大震災を教訓に「いまこそ、いのち守る自治体を」
 自治労連は、6月4日~5日に、滋賀県内で、第2回対話と提言運動全国交流集会を開催し、全国から158人が参加しました。

 開会あいさつで、野村委員長は、「住民と対話を進めながら、地域にある課題を、行政課題につなげ、その解決に向け運動を具体的に進めることが求められている。いま原発問題でも、国家公務員の賃金引き下げ問題でも、地域に足を出し訴えると、以前とは違う情勢の変化を実感する。あらためて、公務公共性を生かし、いのちを守る自治体をつくるために、職場で、地域で、そしてこの集会でも大いに議論を深めていこう」と話しました。

被災地、岩手から特別報告
 特別報告は二本。はじめに「住民の願い、民主市政の歩み、自治体労働者への期待」と題して、岩手県陸前高田市市議会議員として活躍している藤倉泰司さんが報告。藤倉さんは、巨大津波と陸前高田市「壊滅」の現状を話しながら「8年前に『リゾート開発の市政』から『市民の声がしっかり届く市政』へと大転換させた。津波ですべてを流されてしまったが、市政づくりは住民とともに、の柱は流されていない」と話しました。

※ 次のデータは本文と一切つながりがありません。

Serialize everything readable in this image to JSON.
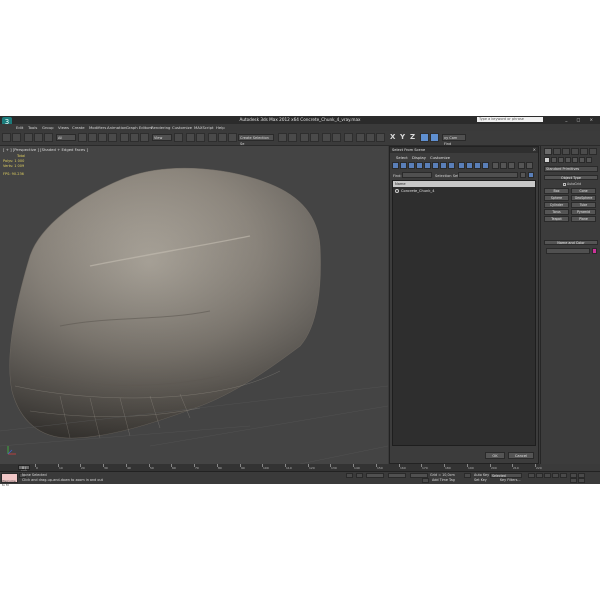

住民自治を貫いてきた市政運営について「一次産業に光を当てながら地域医療の充実などいのちとくらしを守ることを市政の最優先にしてきた」と話しました。最後に被災一週間後から市が発行している「臨時広報」を今、自治労連のボランティアが各地区の区長(町会長)約170人に4000枚配布していることに触れながら、「行政の中にも、住民の中にも『自治労連』の名が知れわたった」と話しました。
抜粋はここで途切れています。